Consulting Lines: “What happens if that doesn’t work?”

Companies don’t bring me in when things are going great and everything’s working flawlessly, oh no.  As a consultant, I’ve seen lot of ways that things can fail.  If a tree falls in a forest and there’s no one around to see it, the owner’s probably going to call a consultant afterward to find out what the noise sounded like.  I’ve seen a lot of fallen trees, and most of the time I get asked the same question: “How could this tree have fallen?  We did everything just the way we were supposed to do!”

While I can’t always figure out what the culprit was, I’m usually involved in helping to prop the tree back up.  In the process, a lot of people are going to be involved, because there’s usually a big business built around that tree.  The same people who were in charge of keeping the tree propped up – and failed – are now responsible to get it back up again, and I can’t rely on them knowing how to do their job.  In the heat of the moment, I can’t ask them to prove their capabilities to me, but in this week’s Consulting Lines series, I’ll show you how to ask one single question that will tell you everything you need to know about their experience and their grace under pressure.

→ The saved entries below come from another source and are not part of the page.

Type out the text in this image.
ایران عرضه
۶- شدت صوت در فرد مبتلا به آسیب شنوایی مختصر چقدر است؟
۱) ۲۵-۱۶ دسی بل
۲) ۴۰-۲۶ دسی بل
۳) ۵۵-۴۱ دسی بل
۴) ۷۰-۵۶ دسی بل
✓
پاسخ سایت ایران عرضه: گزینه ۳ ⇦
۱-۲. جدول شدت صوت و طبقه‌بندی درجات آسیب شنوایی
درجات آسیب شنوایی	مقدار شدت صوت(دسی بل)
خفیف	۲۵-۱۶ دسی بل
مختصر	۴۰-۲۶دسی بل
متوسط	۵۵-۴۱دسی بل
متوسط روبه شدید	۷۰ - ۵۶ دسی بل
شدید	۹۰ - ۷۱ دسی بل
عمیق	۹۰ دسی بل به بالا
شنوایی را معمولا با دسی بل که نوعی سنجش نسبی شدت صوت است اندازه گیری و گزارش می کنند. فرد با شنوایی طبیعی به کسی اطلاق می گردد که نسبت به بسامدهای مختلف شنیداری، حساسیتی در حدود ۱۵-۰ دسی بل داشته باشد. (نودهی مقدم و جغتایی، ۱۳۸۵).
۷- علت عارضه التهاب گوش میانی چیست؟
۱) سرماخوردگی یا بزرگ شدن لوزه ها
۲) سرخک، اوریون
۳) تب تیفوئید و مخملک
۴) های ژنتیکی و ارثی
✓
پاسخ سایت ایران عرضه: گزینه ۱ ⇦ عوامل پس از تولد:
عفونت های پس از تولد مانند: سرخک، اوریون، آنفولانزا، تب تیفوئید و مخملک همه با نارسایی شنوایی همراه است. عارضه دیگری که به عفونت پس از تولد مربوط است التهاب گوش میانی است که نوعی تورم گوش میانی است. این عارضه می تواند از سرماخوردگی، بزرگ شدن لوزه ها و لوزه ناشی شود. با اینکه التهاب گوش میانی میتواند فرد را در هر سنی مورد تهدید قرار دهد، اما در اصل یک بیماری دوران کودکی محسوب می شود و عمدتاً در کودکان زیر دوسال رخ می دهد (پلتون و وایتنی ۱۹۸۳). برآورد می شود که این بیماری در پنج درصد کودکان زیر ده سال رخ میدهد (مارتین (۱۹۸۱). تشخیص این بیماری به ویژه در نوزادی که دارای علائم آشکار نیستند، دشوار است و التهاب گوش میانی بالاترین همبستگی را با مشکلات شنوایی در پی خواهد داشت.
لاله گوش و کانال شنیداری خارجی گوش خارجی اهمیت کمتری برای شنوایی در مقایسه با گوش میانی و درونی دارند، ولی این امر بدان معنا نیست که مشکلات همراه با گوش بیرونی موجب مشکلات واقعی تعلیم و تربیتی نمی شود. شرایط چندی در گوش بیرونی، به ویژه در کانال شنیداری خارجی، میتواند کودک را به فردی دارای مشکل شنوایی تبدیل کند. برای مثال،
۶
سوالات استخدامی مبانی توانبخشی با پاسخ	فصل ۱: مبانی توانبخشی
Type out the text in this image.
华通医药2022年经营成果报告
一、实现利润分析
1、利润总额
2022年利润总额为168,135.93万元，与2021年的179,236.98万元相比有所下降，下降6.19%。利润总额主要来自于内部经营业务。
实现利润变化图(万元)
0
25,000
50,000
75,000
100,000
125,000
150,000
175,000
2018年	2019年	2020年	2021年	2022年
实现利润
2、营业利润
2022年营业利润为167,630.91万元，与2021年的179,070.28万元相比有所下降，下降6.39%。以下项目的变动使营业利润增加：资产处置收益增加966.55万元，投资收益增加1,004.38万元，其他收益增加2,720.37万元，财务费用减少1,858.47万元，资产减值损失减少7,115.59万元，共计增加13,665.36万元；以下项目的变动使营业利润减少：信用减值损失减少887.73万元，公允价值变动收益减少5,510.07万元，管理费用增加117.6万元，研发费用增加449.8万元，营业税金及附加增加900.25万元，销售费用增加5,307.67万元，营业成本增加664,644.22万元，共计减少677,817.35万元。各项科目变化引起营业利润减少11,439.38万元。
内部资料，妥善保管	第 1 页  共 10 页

The Situation: We’re Dead in the Water

Kaylee: “It won’t start because the catalyzer on the port compression coil blew.”

Me: “Oooo, that’s bad.  Do we have a spare port compression coil that we can pull a catalyzer from?”

Kaylee: “No, but I have an extra starboard one, and I might be able to wire it backwards to make it work.”

Me: “What happens if that doesn’t work?”

What That Line Does

I love this line because it’s open-ended and simple.  I’m not saying the action we’re about to take won’t work, and I’m not even touching the percentage probability of whether it’ll work.  I’m not saying I’ve got an alternate course of action, and I’m not saying the action is a good idea.  I’m simply taking the speaker’s word and going on to the next step in the plan.

This line works whether there’s a manager in the room or not.  If a manager is present, we’ve framed the discussion in a way that isn’t putting the worker at fault if the plan doesn’t work.  Just the opposite – we’re giving them room to vent about all the things that might break, thereby letting management make a more informed decision about whether to take this course of action.

Personally, I love hearing this line from project managers because it’s my chance to shine.  It’s my chance to show management that I’ve got the experience under pressure that the company wants.  I can rattle off lots of ways my plans might fail, and all the ways I’m going to try to work around them or detect them before they hit.

I drink because your DR plan blows.
My disaster recovery plans don't always involve virgins on drink coasters.

What Happens Next: The Easy Way

If the other person is calm, collected, and experienced, they won’t take it personally.  They’ll know sometimes things fail when we expect them to succeed, even when we know what we’re doing, and they’ll just answer the question.

Kaylee: “Well, if I miswire it, there’s a chance it’ll blow the other compression coil too.  I should probably have that unplugged when I test my homemade one.  And if that fails, I – ”

Brent: “Hold on a second – let me capture this in writing so I can talk to the pointy-headed bosses while you get the real work done.  Ah, yes, this drink coaster will work.*  Alright, keep talking….”

* – Yes, I’ve actually documented an urgent outage on drink coasters.  The drink coaster pictured here was just one of several that we used during a recent outage of a 10TB data warehouse (who shall remain nameless).  We had several parallel tracks of action, and I documented what we’d do if each one of them failed.  I’m rather proud to notice that I even put the failure actions above the working actions!

What Happens Next: The Hard Way

If they’re freaked out and beyond their comfort level, they’ll start lashing out.  They’ll insist that things have to work even when they’re doing something they’ve never tried before.  No matter what their reaction is, if it’s not calm, cool, and collected, your first job – before tackling tech tasks – is to address the panic level.

The most common response line I hear is:

Kaylee: “But it has to work!”

Me: “No, we need it to work, but that doesn’t mean it will work.  Before we touch it, let’s spend 30 seconds doing a brain dump about all the ways it could fail.  I’ll write, you talk.”

If they can’t come up with at least one way that their plan could fail, they don’t understand the plan well enough to execute it.  Everything has a risk, and I only want people performing actions when they understand the risks they’re taking.  They might be too freaked out to see the risks, and simply calming them down with a distraction for 30 seconds can do the trick.  If they continue to ratchet up the pressure by insisting on immediate action without comprehending consequences, it’s beyond us geeks – time to get the people professionals involved, meaning the managers.  Managers are better at directing this kind of conversation than we are.